Location: Boulevard and Freedom Parkway
9. “Young Americans,” Sheila Pree Bright
Atlanta fine-art photographer
Pree Bright wheat-pasted epic-sized portraits, including "Aaron, " from the "
" series on the David T. Howard School in the Historic Old Fourth Ward. The installation is part of Atlanta Celebrates Photography 2013. CONTRIBUTED BY
PREE BRIGHT.
For several years, Atlanta-based artist Sheila Pree Bright has photographed millennials with the American flag, asking them to interact with the symbol to express their feelings about being an American. Placed on the David T. Howard school brick exterior in 2013, Pree Bright’s “Young Americans” murals bring her series to an institution that educated many civil rights activists.
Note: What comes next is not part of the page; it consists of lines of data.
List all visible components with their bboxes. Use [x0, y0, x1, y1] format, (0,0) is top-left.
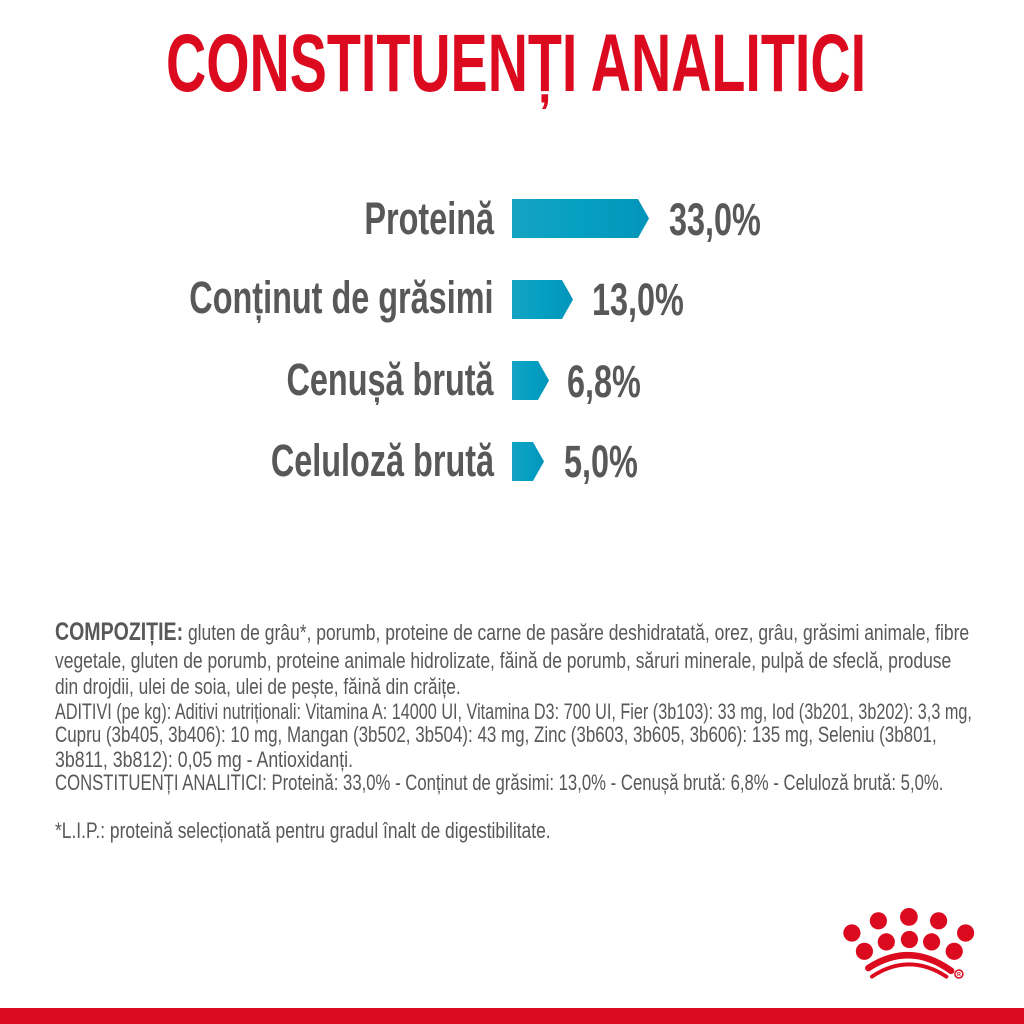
svg-text:R: R — [957, 972, 961, 978]
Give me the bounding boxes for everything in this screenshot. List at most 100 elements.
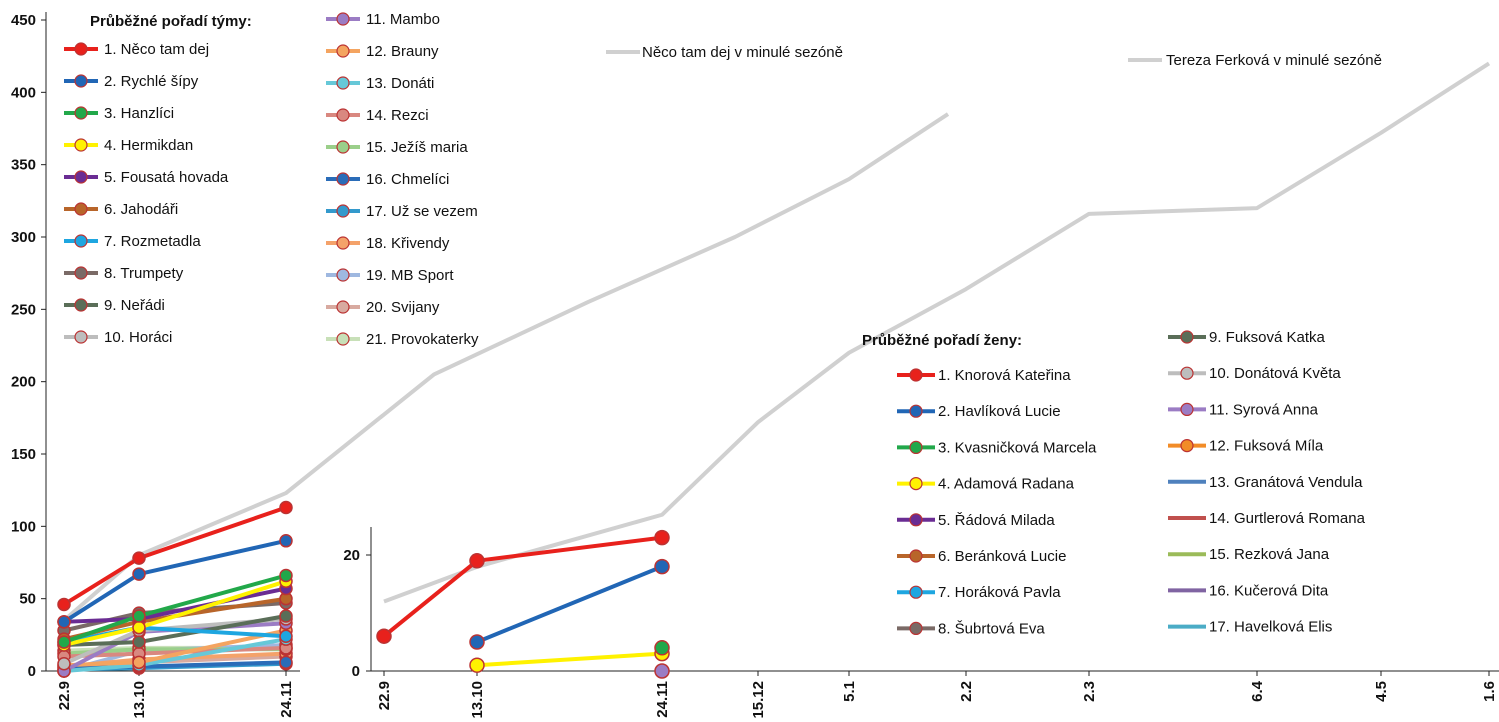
- teams-legend-label: 4. Hermikdan: [104, 137, 193, 154]
- teams-legend-marker: [74, 74, 88, 88]
- teams-legend-marker: [336, 172, 350, 186]
- teams-legend-marker: [74, 106, 88, 120]
- team-point-3-hanzl-ci: [57, 635, 71, 649]
- team-point-12-brauny: [132, 655, 146, 670]
- left-y-tick-label: 100: [11, 518, 36, 535]
- previous-season-line-tereza-ferkov-v-minul-sez-n: [383, 61, 1491, 604]
- left-y-tick-label: 200: [11, 374, 36, 391]
- women-legend-label: 10. Donátová Květa: [1209, 365, 1341, 382]
- teams-legend-label: 16. Chmelíci: [366, 171, 449, 188]
- teams-legend-label: 8. Trumpety: [104, 265, 184, 282]
- women-legend-label: 7. Horáková Pavla: [938, 584, 1061, 601]
- women-legend-label: 3. Kvasničková Marcela: [938, 439, 1097, 456]
- teams-legend-marker: [74, 298, 88, 312]
- women-series-layer: [376, 529, 670, 679]
- right-y-tick-label: 20: [343, 547, 360, 564]
- team-point-10-hor-ci: [57, 657, 71, 671]
- teams-legend-label: 13. Donáti: [366, 75, 434, 92]
- women-legend-marker: [909, 477, 923, 491]
- teams-legend-label: 1. Něco tam dej: [104, 41, 209, 58]
- left-x-tick-label: 13.10: [131, 681, 148, 719]
- women-legend-label: 2. Havlíková Lucie: [938, 403, 1061, 420]
- teams-legend-marker: [336, 108, 350, 122]
- teams-legend-marker: [74, 170, 88, 184]
- women-line-2-havl-kov-lucie: [476, 564, 663, 644]
- teams-legend-label: 6. Jahodáři: [104, 201, 178, 218]
- teams-legend-marker: [336, 44, 350, 58]
- women-legend-label: 14. Gurtlerová Romana: [1209, 510, 1366, 527]
- teams-legend-marker: [336, 236, 350, 250]
- team-point-9-ne-di: [279, 609, 293, 623]
- teams-legend-label: 2. Rychlé šípy: [104, 73, 199, 90]
- women-legend-marker: [909, 404, 923, 418]
- team-point-1-n-co-tam-dej: [57, 597, 71, 612]
- team-point-3-hanzl-ci: [132, 609, 146, 623]
- teams-legend-label: 10. Horáci: [104, 329, 172, 346]
- women-legend-marker: [909, 621, 923, 636]
- previous-season-label: Tereza Ferková v minulé sezóně: [1166, 52, 1382, 69]
- right-x-tick-label: 2.2: [958, 681, 975, 702]
- left-y-tick-label: 50: [19, 591, 36, 608]
- women-legend-label: 16. Kučerová Dita: [1209, 582, 1329, 599]
- right-y-tick-label: 0: [352, 663, 360, 680]
- teams-legend: Průběžné pořadí týmy: 1. Něco tam dej 2. R…: [64, 11, 479, 348]
- teams-legend-title: Průběžné pořadí týmy:: [90, 13, 252, 30]
- teams-legend-label: 7. Rozmetadla: [104, 233, 201, 250]
- teams-legend-marker: [336, 12, 350, 26]
- teams-legend-label: 9. Neřádi: [104, 297, 165, 314]
- teams-legend-marker: [336, 300, 350, 314]
- previous-season-line-n-co-tam-dej-v-minul-sez-n: [62, 112, 950, 622]
- left-y-tick-label: 450: [11, 12, 36, 29]
- women-legend-label: 6. Beránková Lucie: [938, 548, 1066, 565]
- women-legend-label: 11. Syrová Anna: [1209, 401, 1319, 418]
- teams-legend-marker: [336, 140, 350, 154]
- left-y-tick-label: 0: [28, 663, 36, 680]
- right-x-tick-label: 2.3: [1081, 681, 1098, 702]
- right-x-tick-label: 24.11: [654, 681, 671, 718]
- women-point-1-knorov-kate-ina: [469, 553, 485, 569]
- women-legend-label: 13. Granátová Vendula: [1209, 474, 1363, 491]
- teams-legend-marker: [336, 332, 350, 346]
- left-y-tick-label: 400: [11, 84, 36, 101]
- team-point-7-rozmetadla: [279, 629, 293, 644]
- women-legend-marker: [909, 368, 923, 382]
- women-line-4-adamov-radana: [476, 651, 663, 668]
- team-point-2-rychl-py: [132, 567, 146, 581]
- left-y-tick-label: 150: [11, 446, 36, 463]
- teams-legend-label: 21. Provokaterky: [366, 331, 479, 348]
- right-x-tick-label: 5.1: [841, 681, 858, 702]
- women-legend-marker: [1180, 330, 1194, 344]
- left-x-tick-label: 22.9: [56, 681, 73, 710]
- right-x-tick-label: 6.4: [1249, 680, 1266, 702]
- teams-legend-marker: [336, 268, 350, 282]
- women-legend-marker: [1180, 402, 1194, 416]
- women-point-3-kvasni-kov-marcela: [654, 640, 670, 656]
- teams-legend-label: 14. Rezci: [366, 107, 429, 124]
- team-point-2-rychl-py: [57, 615, 71, 629]
- team-point-3-hanzl-ci: [279, 568, 293, 583]
- women-legend-label: 1. Knorová Kateřina: [938, 367, 1071, 384]
- team-point-9-ne-di: [132, 635, 146, 649]
- women-point-2-havl-kov-lucie: [469, 634, 485, 650]
- teams-legend-label: 3. Hanzlíci: [104, 105, 174, 122]
- teams-legend-label: 12. Brauny: [366, 43, 439, 60]
- teams-legend-label: 5. Fousatá hovada: [104, 169, 229, 186]
- teams-legend-marker: [74, 234, 88, 248]
- women-legend-label: 8. Šubrtová Eva: [938, 620, 1045, 637]
- left-y-tick-label: 250: [11, 301, 36, 318]
- teams-legend-label: 18. Křivendy: [366, 235, 450, 252]
- right-x-tick-label: 4.5: [1373, 681, 1390, 702]
- left-y-tick-label: 300: [11, 229, 36, 246]
- team-point-1-n-co-tam-dej: [132, 551, 146, 565]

The mural is incredibly powerful in its own right: As Atlanta grows and moves rapidly into the future, and the mantle passes from one generation to the next, such work serves as reminders of the importance of the past and the bright potential of the city.
Location: Old Fourth Ward, block bounded by Irwin, Houston, Randolph and Howell streets.
10. “From the Cabinet,” Radcliffe Bailey
It’s hard to think of an Atlanta-based artist with star power to rival Radcliffe Bailey. As an artist who has often plumbed African-American history, Bailey’s first outdoor public work will fittingly debut at the newly expanded Auburn Avenue Research Library on African American Culture. “The significance of working on the Auburn Avenue Research Library is rooted in the history of this location and its connection to African-American history and the people of Atlanta,” Bailey says. Created as part of Fulton County’s Art in Public Places resolution, the 4,000-pound steel sculpture includes metal silhouettes containing references to Africa, music, books and sailing ships. The piece is scheduled to debut on May 22.
Location: Auburn Avenue Research Library, 101 Auburn Ave.